Era nisso que pensava quando vim para cá e criei as plataformas de cursos online. Se nesta época tivesse o que está disponível agora... Uma pessoa pode estar em qualquer parte do mundo e fazer um curso online do MIT com os melhores professores. E fazer isso junto com 50 mil estudantes no mundo.
É uma experiência que empodera, algo que eu buscava criar aqui no MIT.
BBC - Diz-se que o modelo de universidade está mudando em todo o mundo. Como o MIT se adapta à transformação?
Reif - Estamos incorporando tecnologias digitais em nosso campus para fazer um melhor trabalho educando.
O modelo de universidade residencial (quando os estudantes moram na universidade onde estudam) é o melhor modelo, mas também o mais caro.

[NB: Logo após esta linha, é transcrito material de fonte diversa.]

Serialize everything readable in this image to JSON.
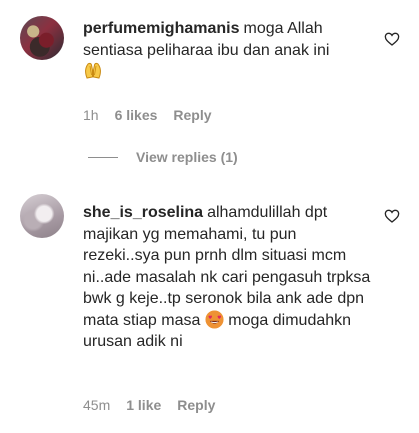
{
  "comments": [
    {
      "username": "perfumemighamanis",
      "text": "moga Allah sentiasa peliharaa ibu dan anak ini",
      "emoji": "folded-hands",
      "time": "1h",
      "likes": "6 likes",
      "reply": "Reply",
      "view_replies": "View replies (1)"
    },
    {
      "username": "she_is_roselina",
      "text_before_emoji": "alhamdulillah dpt majikan yg memahami, tu pun rezeki..sya pun prnh dlm situasi mcm ni..ade masalah nk cari pengasuh trpksa bwk g keje..tp seronok bila ank ade dpn mata stiap masa",
      "emoji": "heart-eyes-face",
      "text_after_emoji": "moga dimudahkn urusan adik ni",
      "time": "45m",
      "likes": "1 like",
      "reply": "Reply"
    }
  ],
  "icons": {
    "like": "heart-outline-icon"
  },
  "colors": {
    "text": "#262626",
    "secondary": "#8e8e8e",
    "background": "#ffffff"
  }
}
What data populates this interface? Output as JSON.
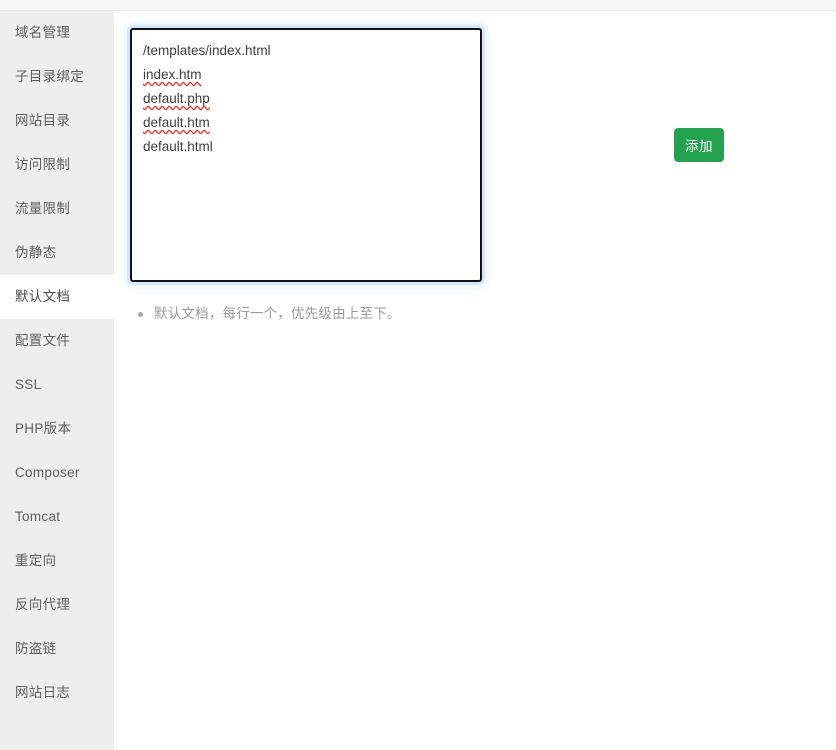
{
  "sidebar": {
    "active_index": 6,
    "items": [
      {
        "label": "域名管理"
      },
      {
        "label": "子目录绑定"
      },
      {
        "label": "网站目录"
      },
      {
        "label": "访问限制"
      },
      {
        "label": "流量限制"
      },
      {
        "label": "伪静态"
      },
      {
        "label": "默认文档"
      },
      {
        "label": "配置文件"
      },
      {
        "label": "SSL"
      },
      {
        "label": "PHP版本"
      },
      {
        "label": "Composer"
      },
      {
        "label": "Tomcat"
      },
      {
        "label": "重定向"
      },
      {
        "label": "反向代理"
      },
      {
        "label": "防盗链"
      },
      {
        "label": "网站日志"
      }
    ]
  },
  "main": {
    "editor": {
      "value": "/templates/index.html\nindex.htm\ndefault.php\ndefault.htm\ndefault.html",
      "placeholder": "",
      "lines": [
        {
          "text": "/templates/index.html",
          "misspelled": false
        },
        {
          "text": "index.htm",
          "misspelled": true
        },
        {
          "text": "default.php",
          "misspelled": true
        },
        {
          "text": "default.htm",
          "misspelled": true
        },
        {
          "text": "default.html",
          "misspelled": false
        }
      ]
    },
    "add_button_label": "添加",
    "hints": [
      {
        "text": "默认文档，每行一个，优先级由上至下。"
      }
    ]
  },
  "colors": {
    "accent_green": "#23a24d",
    "sidebar_bg": "#eeeeee",
    "active_bg": "#ffffff",
    "focus_glow": "#cee5fa",
    "spellcheck_underline": "#e8362a",
    "text_muted": "#9a9a9a"
  }
}
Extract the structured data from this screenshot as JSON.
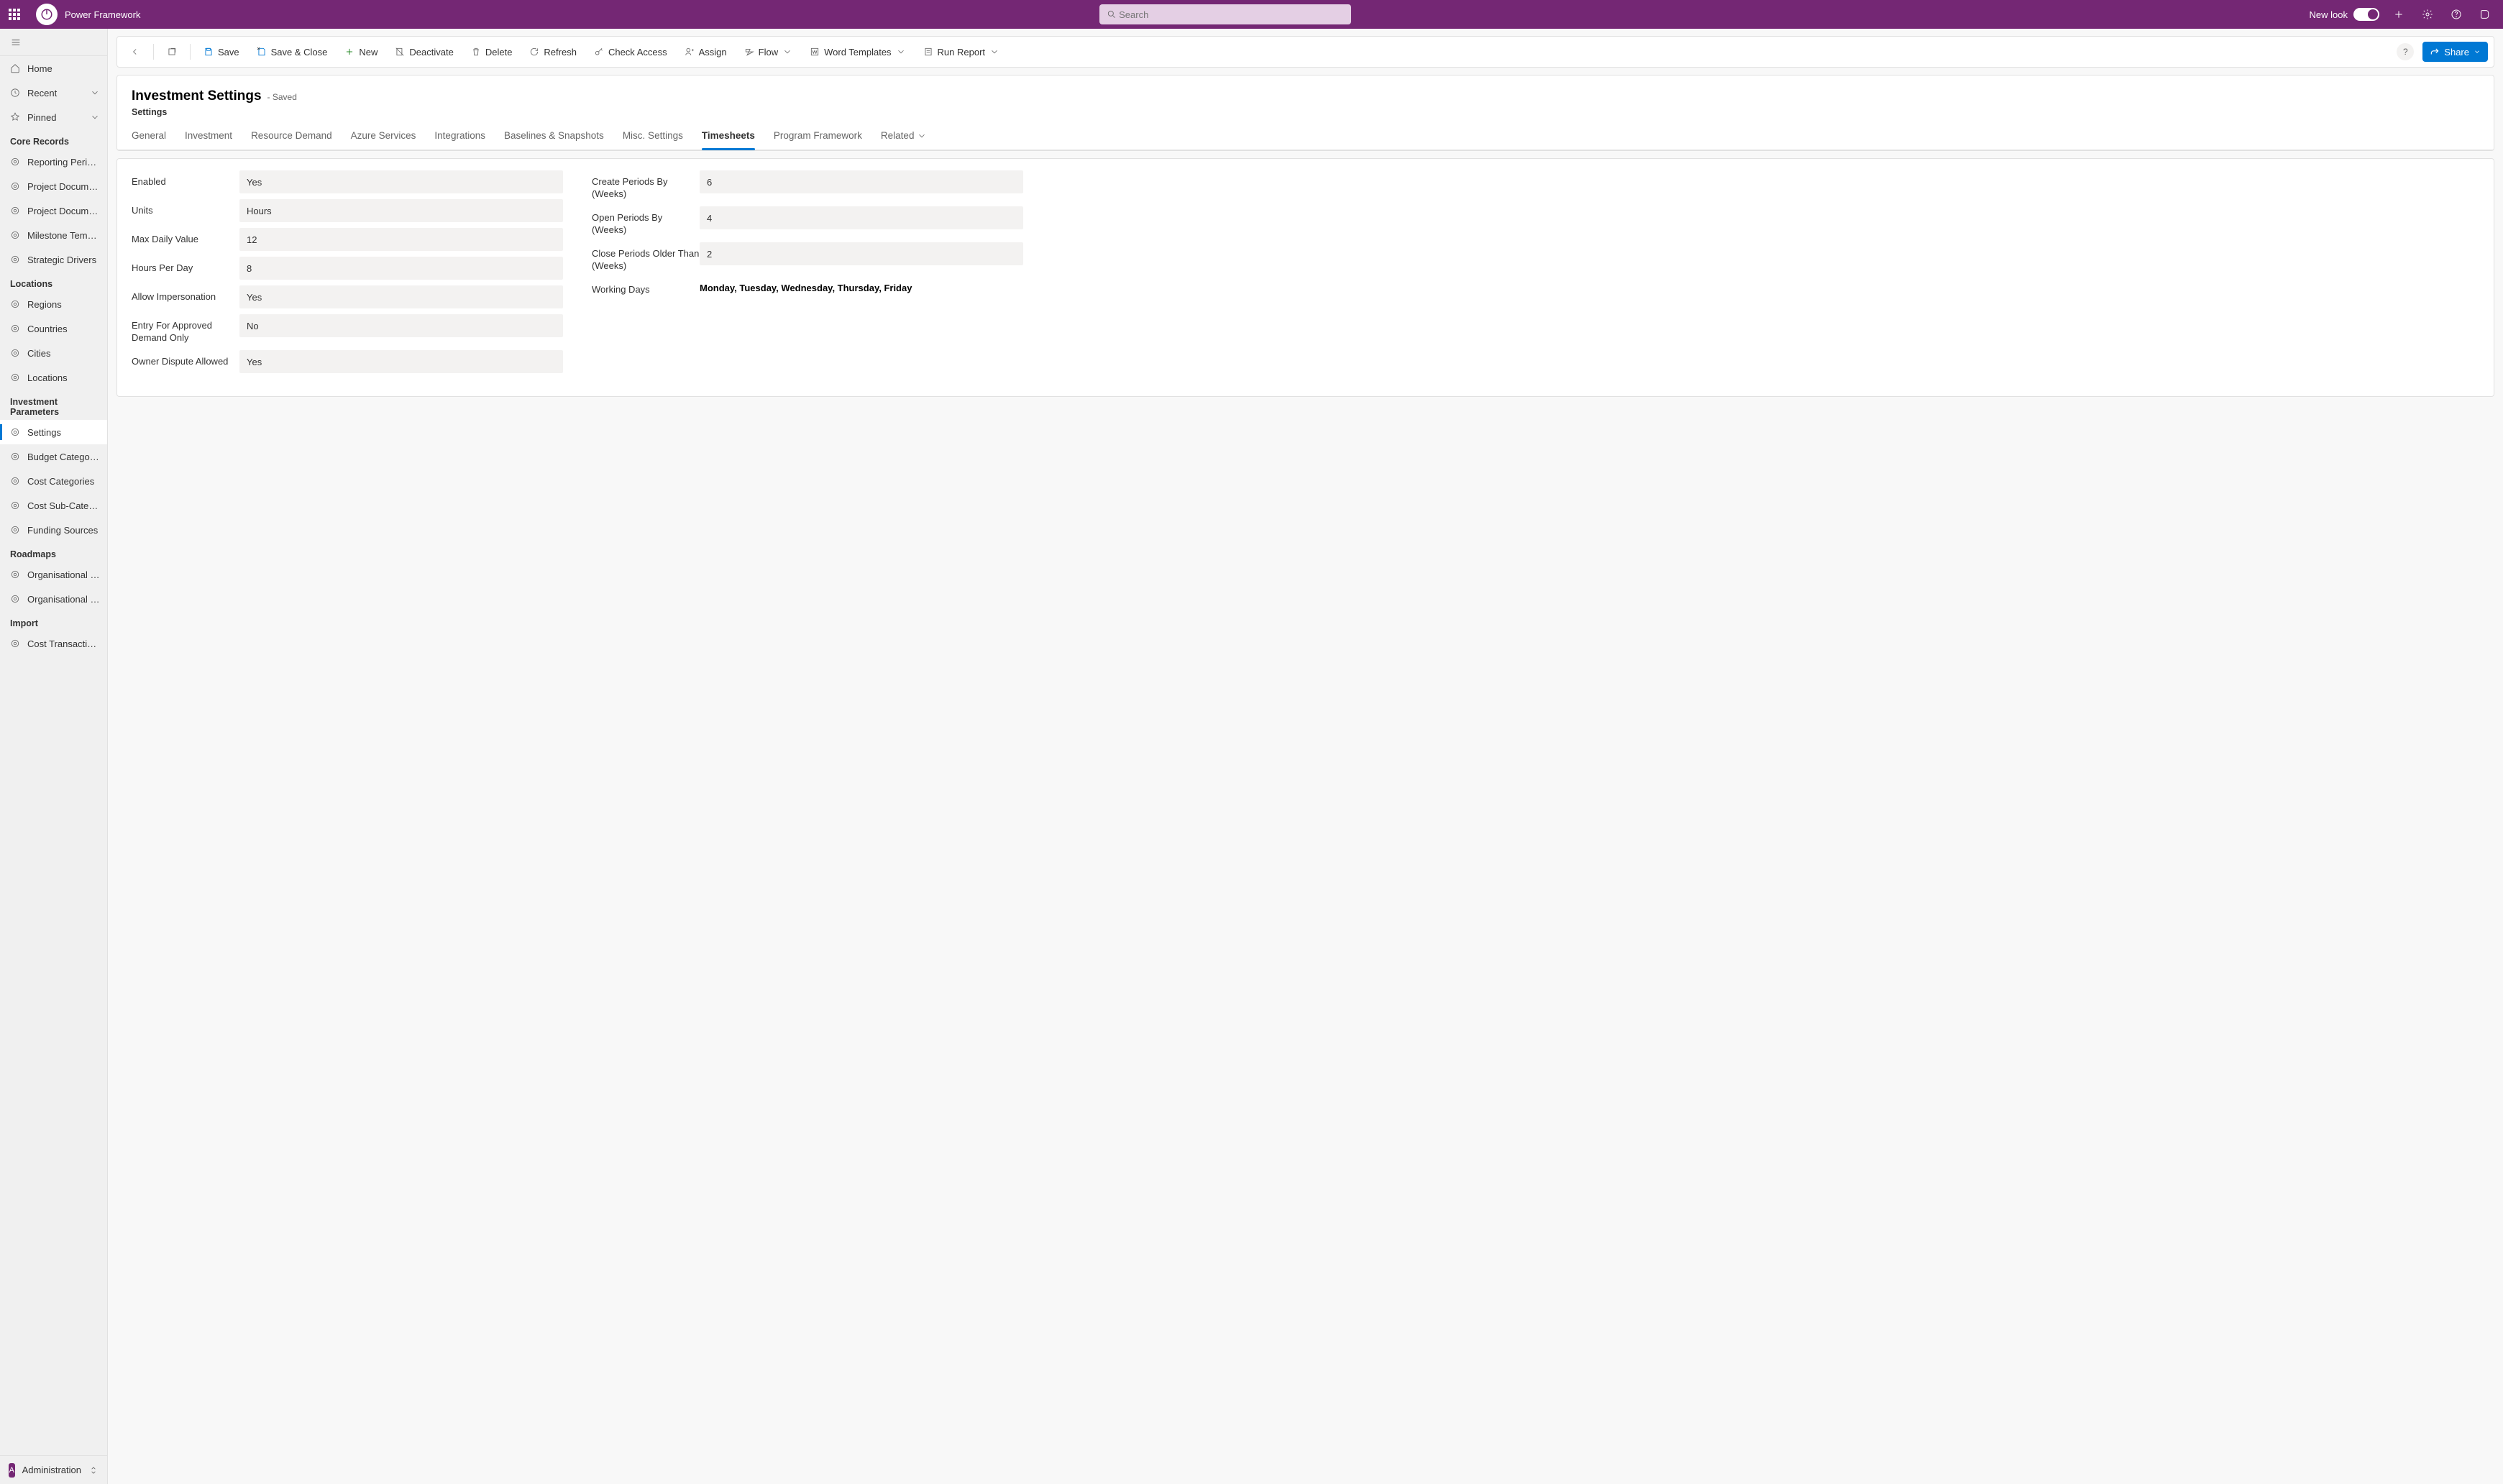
{
  "brand": "Power Framework",
  "search": {
    "placeholder": "Search"
  },
  "topbar": {
    "newlook": "New look"
  },
  "sidebar": {
    "home": "Home",
    "recent": "Recent",
    "pinned": "Pinned",
    "groups": {
      "core": "Core Records",
      "locations": "Locations",
      "invparams": "Investment Parameters",
      "roadmaps": "Roadmaps",
      "import": "Import"
    },
    "items": {
      "reporting_periods": "Reporting Periods",
      "project_doc1": "Project Document...",
      "project_doc2": "Project Document...",
      "milestone": "Milestone Templa...",
      "strategic": "Strategic Drivers",
      "regions": "Regions",
      "countries": "Countries",
      "cities": "Cities",
      "locations": "Locations",
      "settings": "Settings",
      "budget_cat": "Budget Categories",
      "cost_cat": "Cost Categories",
      "cost_sub": "Cost Sub-Categor...",
      "funding": "Funding Sources",
      "org1": "Organisational Ev...",
      "org2": "Organisational Ev...",
      "cost_trans": "Cost Transactions"
    },
    "area": {
      "badge": "A",
      "label": "Administration"
    }
  },
  "cmdbar": {
    "save": "Save",
    "save_close": "Save & Close",
    "new": "New",
    "deactivate": "Deactivate",
    "delete": "Delete",
    "refresh": "Refresh",
    "check_access": "Check Access",
    "assign": "Assign",
    "flow": "Flow",
    "word_templates": "Word Templates",
    "run_report": "Run Report",
    "share": "Share"
  },
  "form": {
    "title": "Investment Settings",
    "saved": "- Saved",
    "subtitle": "Settings",
    "tabs": {
      "general": "General",
      "investment": "Investment",
      "resource_demand": "Resource Demand",
      "azure": "Azure Services",
      "integrations": "Integrations",
      "baselines": "Baselines & Snapshots",
      "misc": "Misc. Settings",
      "timesheets": "Timesheets",
      "program": "Program Framework",
      "related": "Related"
    },
    "left": {
      "enabled": {
        "label": "Enabled",
        "value": "Yes"
      },
      "units": {
        "label": "Units",
        "value": "Hours"
      },
      "max_daily": {
        "label": "Max Daily Value",
        "value": "12"
      },
      "hours_per_day": {
        "label": "Hours Per Day",
        "value": "8"
      },
      "impersonation": {
        "label": "Allow Impersonation",
        "value": "Yes"
      },
      "approved_only": {
        "label": "Entry For Approved Demand Only",
        "value": "No"
      },
      "dispute": {
        "label": "Owner Dispute Allowed",
        "value": "Yes"
      }
    },
    "right": {
      "create_periods": {
        "label": "Create Periods By (Weeks)",
        "value": "6"
      },
      "open_periods": {
        "label": "Open Periods By (Weeks)",
        "value": "4"
      },
      "close_periods": {
        "label": "Close Periods Older Than (Weeks)",
        "value": "2"
      },
      "working_days": {
        "label": "Working Days",
        "value": "Monday, Tuesday, Wednesday, Thursday, Friday"
      }
    }
  }
}
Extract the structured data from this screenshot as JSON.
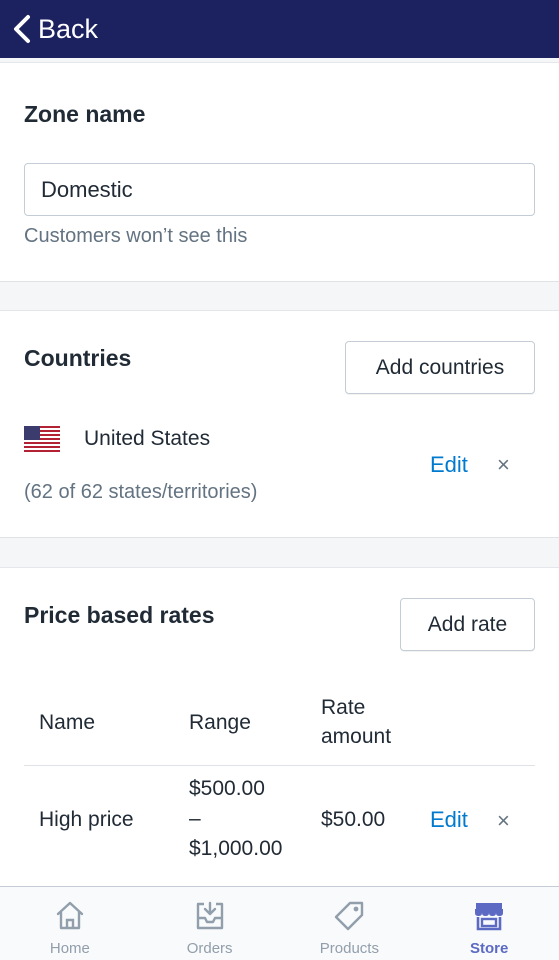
{
  "header": {
    "back_label": "Back"
  },
  "zone": {
    "title": "Zone name",
    "name_value": "Domestic",
    "help_text": "Customers won’t see this"
  },
  "countries": {
    "title": "Countries",
    "add_button": "Add countries",
    "items": [
      {
        "name": "United States",
        "detail": "(62 of 62 states/territories)",
        "edit_label": "Edit",
        "remove_label": "×"
      }
    ]
  },
  "rates": {
    "title": "Price based rates",
    "add_button": "Add rate",
    "columns": {
      "name": "Name",
      "range": "Range",
      "rate_line1": "Rate",
      "rate_line2": "amount"
    },
    "rows": [
      {
        "name": "High price",
        "range_from": "$500.00",
        "range_dash": "–",
        "range_to": "$1,000.00",
        "amount": "$50.00",
        "edit_label": "Edit",
        "remove_label": "×"
      }
    ]
  },
  "tabs": [
    {
      "label": "Home",
      "icon": "home-icon",
      "active": false
    },
    {
      "label": "Orders",
      "icon": "orders-icon",
      "active": false
    },
    {
      "label": "Products",
      "icon": "tag-icon",
      "active": false
    },
    {
      "label": "Store",
      "icon": "store-icon",
      "active": true
    }
  ],
  "colors": {
    "header_bg": "#1c2260",
    "link": "#007ace",
    "active_tab": "#5c6ac4"
  }
}
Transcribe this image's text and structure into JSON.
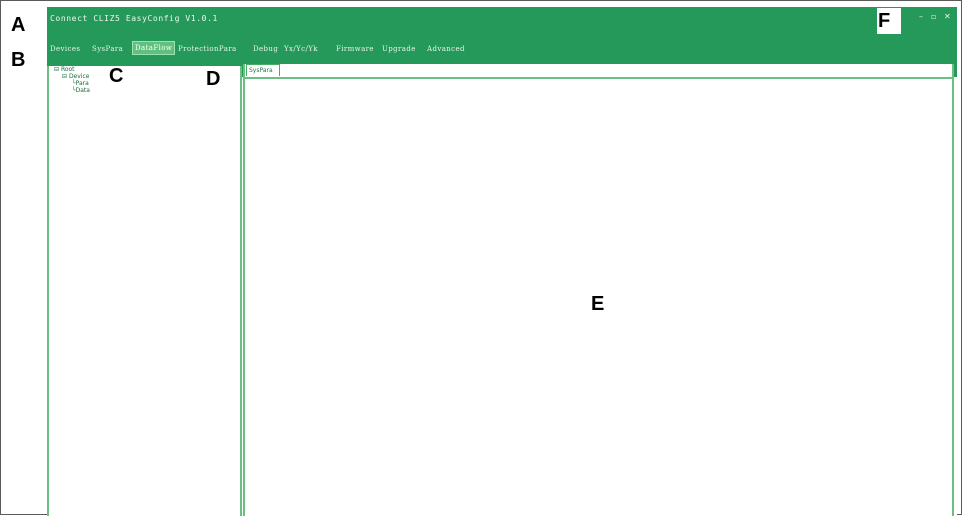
{
  "labels": {
    "a": "A",
    "b": "B",
    "c": "C",
    "d": "D",
    "e": "E",
    "f": "F"
  },
  "window": {
    "title": "Connect CLIZ5 EasyConfig V1.0.1",
    "controls": {
      "minimize": "–",
      "maximize": "▫",
      "close": "✕"
    }
  },
  "menu": {
    "items": [
      "Devices",
      "SysPara",
      "DataFlow",
      "ProtectionPara",
      "Debug",
      "Yx/Yc/Yk",
      "Firmware",
      "Upgrade",
      "Advanced"
    ],
    "active_index": 2
  },
  "tree": {
    "root": "Root",
    "child": "Device",
    "leaves": [
      "Para",
      "Data"
    ]
  },
  "tab": {
    "label": "SysPara"
  },
  "colors": {
    "accent": "#25995a",
    "active_menu": "#5fc07f",
    "panel_border": "#6cbf82"
  }
}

E tem limitações de capacidade. Gostaríamos de receber todos os estudantes talentosos, mas não temos espaço. Por isso criamos outras ferramentais online para aprender, para atingir às pessoas que têm o desejo e a motivação de aprender, mas que não podem estar aqui.
Oferecemos o modelo online e de educação tradicional. Queremos que eles disputem entre si e que um leve o outro mais longe rumo à excelência.
BBC - A universidade do século 21 vai ser muito diferente do que estamos acostumados?
Reif - Muitas coisas vão mudar. Outras seguirão as mesmas. Muitos alunos vão à aula, escutam a lição e estão concentrados para depois lembrar de tudo, aprendem dessa forma. Mas outros assistem a dez minutos de aula e se distraem. Eu era um deles. Não aguentava uma hora seguida em sala.
Por isso temos agora uma iniciativa para entender como as pessoas aprendem, desde o primário até a idade adulta, porque muitos estudantes não têm sucesso com o modelo de ensino atual da universidade. E não é porque falte inteligência, mas porque não estamos ensinando de uma forma com a qual consigam aprender.
Muito do que fazemos hoje continuará no futuro, mas haverá outras maneiras para fazer os estudantes virem ao nosso campus aprender. E aí são importantes todas as ferramentais digitais.
O que pode mudar também é o modelo de admissões. Por exemplo, hoje temos quase 20 mil estudantes que se candidatam todos os anos para 1,1 mil vagas. Com isso, a concorrência é brutal.
O escritório de admissões diz que a metade dos estudantes que se candidatam poderiam entrar no MIT, mas não temos espaço para eles. Admitimos com base em cartas de recomendação e alguns exames.
Mas, agora, temos um novo modelo, com o qual estamos fazendo um projeto piloto para um mestrado de dois semestres. O primeiro semestre é online, e é possível participar à distância com um baixo custo. E, se você tiver bons resultados e passar numa prova final, terá o direito de vir ao MIT pessoalmente no segundo semestre para obter o título de mestre.
Isso inverte o processo de admissão. Não aceitamos o estudante porque ele tem boas cartas de recomendação ou qualificações na escola. O admitimos porque demonstrou no curso online que tinha talento para isso.